This year in nom: 2.0 is here!

Nearly one year ago, on November 15th 2015, I released the 1.0 version of nom, the fast parser combinators library I wrote in Rust. A lot happened around that project, and I have been really happy to interact with nom users around the world.

TL;DR: it's new nom day! The 2.0 release is here! Read the changelog. Follow the upgrade documentation if it breaks stuff.


Interesting usage

I wouldn't be able to list all the projects using nom on this page, even the subset present on, but here are a few examples of what people built with nom:

And a lot of other projects. As a side note, people apparently like to build parsers for flac, bittorrent and bitcoin stuff, LISP and Scheme tokenizers and, oddly, ASN.1 libraries :D

I have been really humbled by what people achieved with this little library, and I hope it will enable even more awesome projects!

Growth and stabilization

The goal before 1.0 was to get a usable parsing library, and after 1.0, to add features people were missing and explore new ideas. A lot of code was contributed for bitstream and string parsing, and adding a lot of useful combinators like "peek!", "separated_list!" or "tuple!".

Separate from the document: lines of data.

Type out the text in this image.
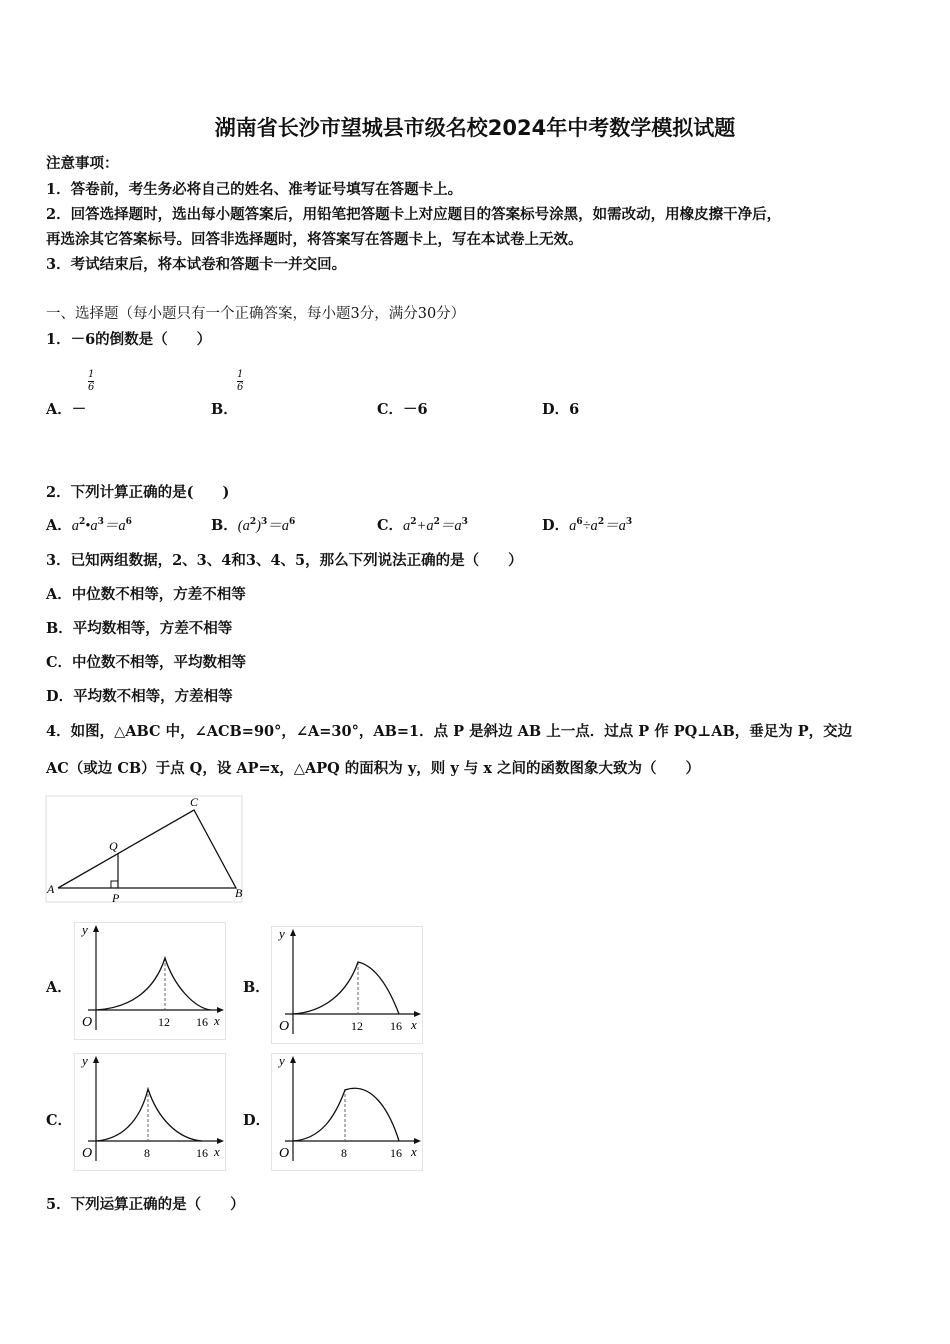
湖南省长沙市望城县市级名校2024年中考数学模拟试题
注意事项：
1．答卷前，考生务必将自己的姓名、准考证号填写在答题卡上。
2．回答选择题时，选出每小题答案后，用铅笔把答题卡上对应题目的答案标号涂黑，如需改动，用橡皮擦干净后，
再选涂其它答案标号。回答非选择题时，将答案写在答题卡上，写在本试卷上无效。
3．考试结束后，将本试卷和答题卡一并交回。
一、选择题（每小题只有一个正确答案，每小题3分，满分30分）
1．－6的倒数是（　　）
1
6
A．－
1
6
B．	C．－6	D．6
2．下列计算正确的是(　　)
A．$a^2•a^3=a^6$	B．$(a^2)^3=a^6$	C．$a^2+a^2=a^3$	D．$a^6\div a^2=a^3$
3．已知两组数据，2、3、4和3、4、5，那么下列说法正确的是（　　）
A．中位数不相等，方差不相等
B．平均数相等，方差不相等
C．中位数不相等，平均数相等
D．平均数不相等，方差相等
4．如图，△ABC 中，∠ACB=90°，∠A=30°，AB=1．点 P 是斜边 AB 上一点．过点 P 作 PQ⊥AB，垂足为 P，交边
AC（或边 CB）于点 Q，设 AP=x，△APQ 的面积为 y，则 y 与 x 之间的函数图象大致为（　　）
A	B
C
P
Q
A．	B．
C．	D．
O
y
x
12 16	O
y
x
12 16
O
y
x
8	16	O
y
x
8	16
5．下列运算正确的是（　　）
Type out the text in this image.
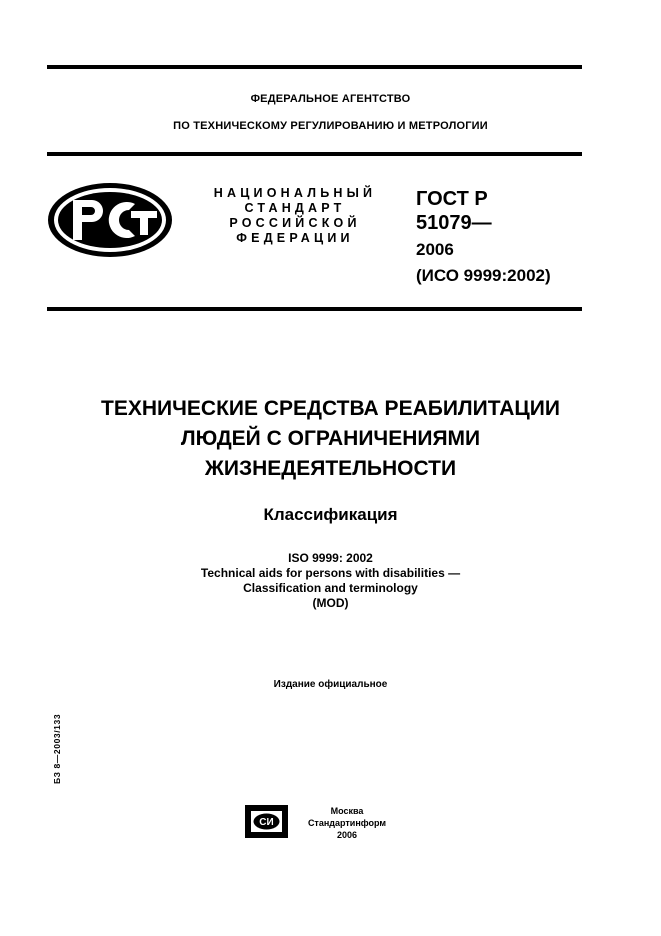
ФЕДЕРАЛЬНОЕ АГЕНТСТВО
ПО ТЕХНИЧЕСКОМУ РЕГУЛИРОВАНИЮ И МЕТРОЛОГИИ
НАЦИОНАЛЬНЫЙ
СТАНДАРТ
РОССИЙСКОЙ
ФЕДЕРАЦИИ
ГОСТ Р
51079—
2006
(ИСО 9999:2002)
ТЕХНИЧЕСКИЕ СРЕДСТВА РЕАБИЛИТАЦИИ
ЛЮДЕЙ С ОГРАНИЧЕНИЯМИ
ЖИЗНЕДЕЯТЕЛЬНОСТИ
Классификация
ISO 9999: 2002
Technical aids for persons with disabilities —
Classification and terminology
(MOD)
Издание официальное
БЗ 8—2003/133
СИ
Москва
Стандартинформ
2006
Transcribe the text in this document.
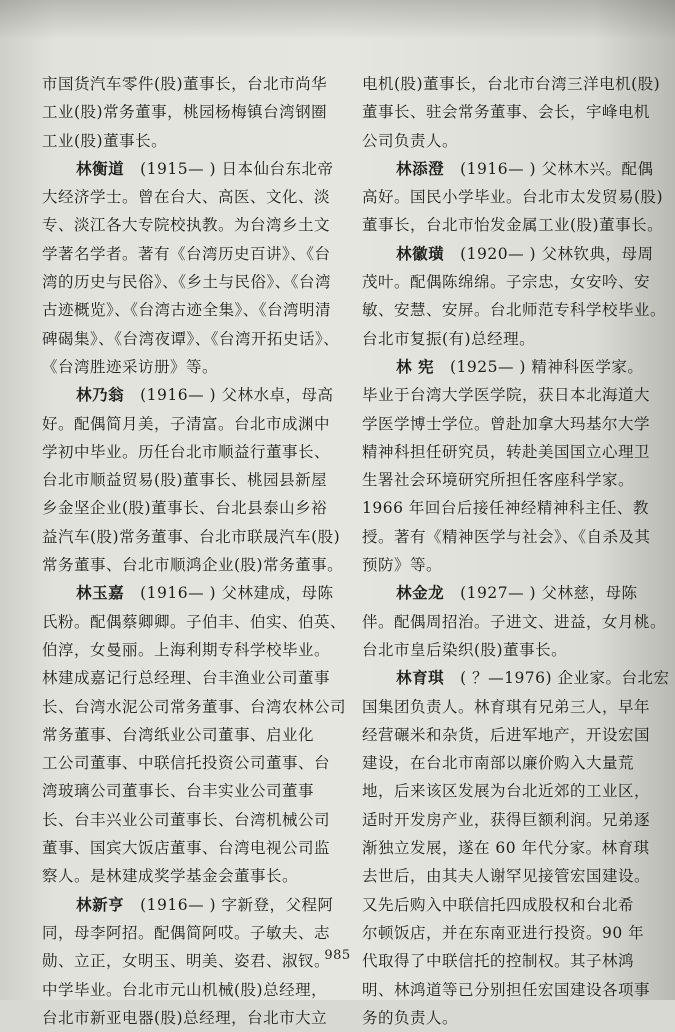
市国货汽车零件(股)董事长，台北市尚华
工业(股)常务董事，桃园杨梅镇台湾钢圈
工业(股)董事长。
林衡道  (1915— ) 日本仙台东北帝
大经济学士。曾在台大、高医、文化、淡
专、淡江各大专院校执教。为台湾乡土文
学著名学者。著有《台湾历史百讲》、《台
湾的历史与民俗》、《乡土与民俗》、《台湾
古迹概览》、《台湾古迹全集》、《台湾明清
碑碣集》、《台湾夜谭》、《台湾开拓史话》、
《台湾胜迹采访册》等。
林乃翁  (1916— ) 父林水卓，母高
好。配偶简月美，子清富。台北市成渊中
学初中毕业。历任台北市顺益行董事长、
台北市顺益贸易(股)董事长、桃园县新屋
乡金坚企业(股)董事长、台北县泰山乡裕
益汽车(股)常务董事、台北市联晟汽车(股)
常务董事、台北市顺鸿企业(股)常务董事。
林玉嘉  (1916— ) 父林建成，母陈
氏粉。配偶蔡卿卿。子伯丰、伯实、伯英、
伯淳，女曼丽。上海利期专科学校毕业。
林建成嘉记行总经理、台丰渔业公司董事
长、台湾水泥公司常务董事、台湾农林公司
常务董事、台湾纸业公司董事、启业化
工公司董事、中联信托投资公司董事、台
湾玻璃公司董事长、台丰实业公司董事
长、台丰兴业公司董事长、台湾机械公司
董事、国宾大饭店董事、台湾电视公司监
察人。是林建成奖学基金会董事长。
林新亨  (1916— ) 字新登，父程阿
同，母李阿招。配偶简阿哎。子敏夫、志
勋、立正，女明玉、明美、姿君、淑钗。
中学毕业。台北市元山机械(股)总经理，
台北市新亚电器(股)总经理，台北市大立
电机(股)董事长，台北市台湾三洋电机(股)
董事长、驻会常务董事、会长，宇峰电机
公司负责人。
林添澄  (1916— ) 父林木兴。配偶
高好。国民小学毕业。台北市太发贸易(股)
董事长，台北市怡发金属工业(股)董事长。
林徽璜  (1920— ) 父林钦典，母周
茂叶。配偶陈绵绵。子宗忠，女安吟、安
敏、安慧、安屏。台北师范专科学校毕业。
台北市复振(有)总经理。
林 宪  (1925— ) 精神科医学家。
毕业于台湾大学医学院，获日本北海道大
学医学博士学位。曾赴加拿大玛基尔大学
精神科担任研究员，转赴美国国立心理卫
生署社会环境研究所担任客座科学家。
1966 年回台后接任神经精神科主任、教
授。著有《精神医学与社会》、《自杀及其
预防》等。
林金龙  (1927— ) 父林慈，母陈
伴。配偶周招治。子进文、进益，女月桃。
台北市皇后染织(股)董事长。
林育琪  ( ？—1976) 企业家。台北宏
国集团负责人。林育琪有兄弟三人，早年
经营碾米和杂货，后进军地产，开设宏国
建设，在台北市南部以廉价购入大量荒
地，后来该区发展为台北近郊的工业区，
适时开发房产业，获得巨额利润。兄弟逐
渐独立发展，遂在 60 年代分家。林育琪
去世后，由其夫人谢罕见接管宏国建设。
又先后购入中联信托四成股权和台北希
尔顿饭店，并在东南亚进行投资。90 年
代取得了中联信托的控制权。其子林鸿
明、林鸿道等已分别担任宏国建设各项事
务的负责人。
985
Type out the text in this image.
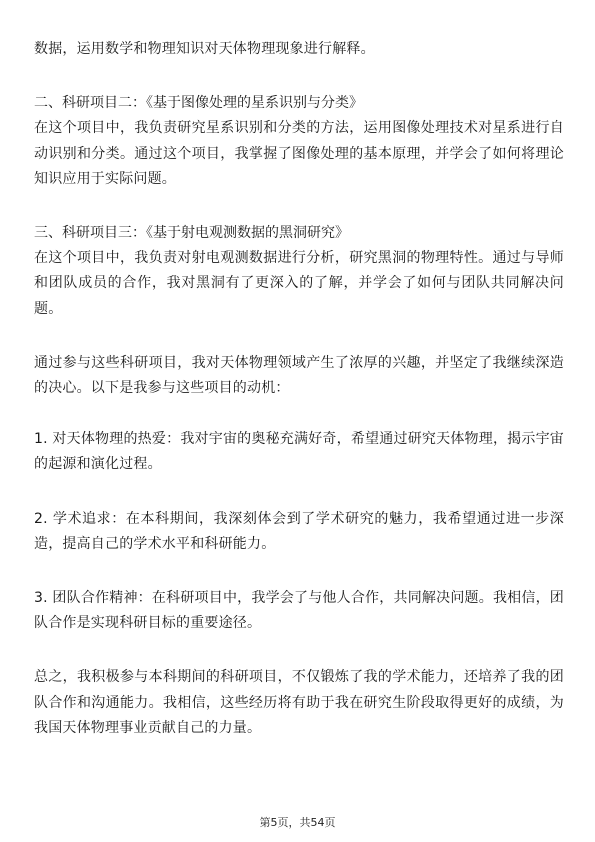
数据，运用数学和物理知识对天体物理现象进行解释。

二、科研项目二：《基于图像处理的星系识别与分类》

在这个项目中，我负责研究星系识别和分类的方法，运用图像处理技术对星系进行自动识别和分类。通过这个项目，我掌握了图像处理的基本原理，并学会了如何将理论知识应用于实际问题。

三、科研项目三：《基于射电观测数据的黑洞研究》

在这个项目中，我负责对射电观测数据进行分析，研究黑洞的物理特性。通过与导师和团队成员的合作，我对黑洞有了更深入的了解，并学会了如何与团队共同解决问题。

通过参与这些科研项目，我对天体物理领域产生了浓厚的兴趣，并坚定了我继续深造的决心。以下是我参与这些项目的动机：

1. 对天体物理的热爱：我对宇宙的奥秘充满好奇，希望通过研究天体物理，揭示宇宙的起源和演化过程。

2. 学术追求：在本科期间，我深刻体会到了学术研究的魅力，我希望通过进一步深造，提高自己的学术水平和科研能力。

3. 团队合作精神：在科研项目中，我学会了与他人合作，共同解决问题。我相信，团队合作是实现科研目标的重要途径。

总之，我积极参与本科期间的科研项目，不仅锻炼了我的学术能力，还培养了我的团队合作和沟通能力。我相信，这些经历将有助于我在研究生阶段取得更好的成绩，为我国天体物理事业贡献自己的力量。

第5页，共54页
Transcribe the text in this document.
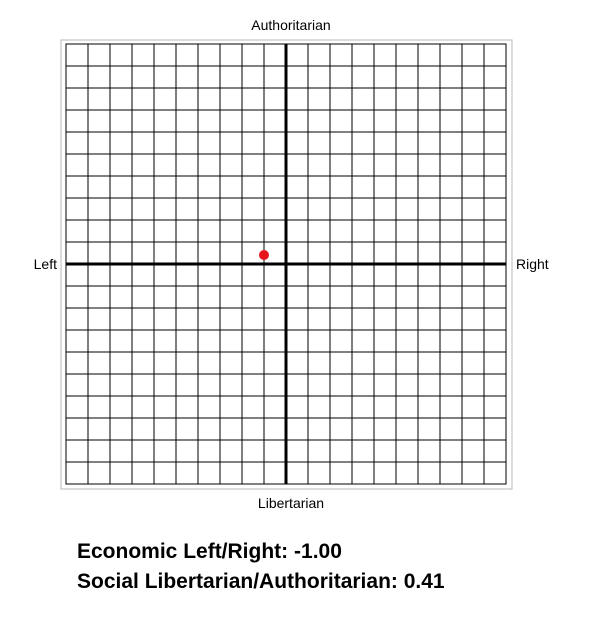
Authoritarian
Libertarian
Left	Right
Economic Left/Right: -1.00
Social Libertarian/Authoritarian: 0.41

Unfortunately, a few parts of nom got increasingly painful to maintain and support, so the 2.0 was a good opportunity to clean them up, and add more features while we're at it.

The "chain!" combinator, which everybody uses to parse a sequence of things and accumulate the results in structs or tuple, is now deprecated, and will be replaced by "do_parse!", a simpler alternative. There are also a lot of specific helpers to make your code nicer, like "pair!", "preceded!", "delimited!", "separated_pair!", "separated_list!" and "delimited!". Yes, I went to great lengths to make sure you stop using chain :)

The "length_value!" and other associated combinators were refactored, to have more sensible names and behaviours. "eof", eol" and the basic token parsers like "digit" or "alphanumeric" got the same treatment. Those can be a source of issues in the upgrade to 2.0, but if the new behaviour does not work in your project, replacing them is still easy with the "is_a!" combinator and others.

At last, I changed the name of the "error!" macro that was conflicting with the one from the log crate. I hoped that by waiting long enough, the log people would change their macro, but it looks like I lost :p

New combinators

A few new simple combinators are here:

  • the previously mentioned "do_parse!" makes nicer code than "chain!":

The "chain!" version uses this weird closure-like syntax (while not actually using a closure) with a comma ending the parser list:

 m: brand_name ~ 
 v: take!(4) ~ 
 c: many0!(brand_name) , 
 ||{ FileType{
   major_brand: m,
   compatible_brands: c
 } } 

The "do_parse!" version only uses ">>" as separating token, and returns a value as a tuple. If the tuple contains only value, (A) is conveniently equivalent to A.

   m: brand_name >> 
   v: take!(4) >> 
   c: many0!(brand_name) >> 
     major_brand: m,
     compatible_brands: c

"chain!" had too many features, like a "?" indicating a parser was optional (which you can now do with "opt!"), and you could declare one of the values as mutable. All of those and the awkward syntax made it hard to maintain. Still, it was one of the first useful combinators in nom, and it can now happily retire

  • "permutation!" applies its child parser in any order, as long as all of them succeed once
  fn permutation() {
    named!(perm<(&[u8], &[u8], &[u8])>,
      permutation!(tag!("abcd"), tag!("efg"), tag!("hi"))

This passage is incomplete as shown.